There are two options in the case of inheritance: The heirs can either accept the inheritance or decline it. If they accept, they take over the entire assets, including all the testator’s debts. If they refuse, the heirs lose all claims to the assets, but are not liable for the testator’s debts either.

What should be done if it is not clear what will all be included in the estate or what value certain assets will have? Are there perhaps creditors who have not yet asserted their claims? How well does the testator’s company stand? In what condition are the properties and what are they worth? What debts exist?

The heirs can obtain a precise overview of the assets including the debts by means of the public inventory, which is drawn up by the competent authority and can be requested from it. In the course of the inventory, a so-called invoice call is published. With the invoice call, all creditors are requested to register their claims. Once the public inventory is available, each heir can decide whether to reject the inheritance, accept it or accept it “under public inventory”. If an heir accepts the inheritance under public inventory, claims which are not registered in the inventory can in principle no longer be asserted.
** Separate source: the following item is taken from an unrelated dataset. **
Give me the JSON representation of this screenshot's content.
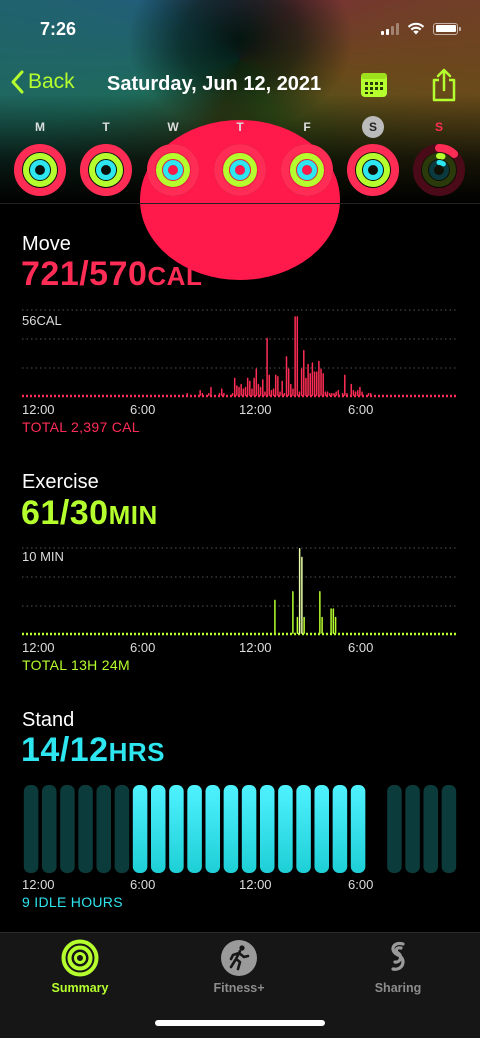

The public inventory costs several thousand francs. These costs are charged to the inheritance. If the inheritance is not sufficient to cover these costs, the heir (or heirs) who apply for the inheritance are liable with their private assets. For this reason, one should consider carefully whether the public inventory is really necessary. In certain cases, it is better to consult an expert for certain questions. Examples include property valuations, company and investment valuations or the enforceability of outstanding claims.

The public inventory must be requested within one month of knowledge of the death. Heirs have three months from knowledge of death to disclaim an inheritance. If this period expires, the inheritance is deemed to have been accepted. The deadline for disclaiming an inheritance may be extended.

A public inventory provides information about the estate and whether it is worth accepting the inheritance. A cautious approach is necessary.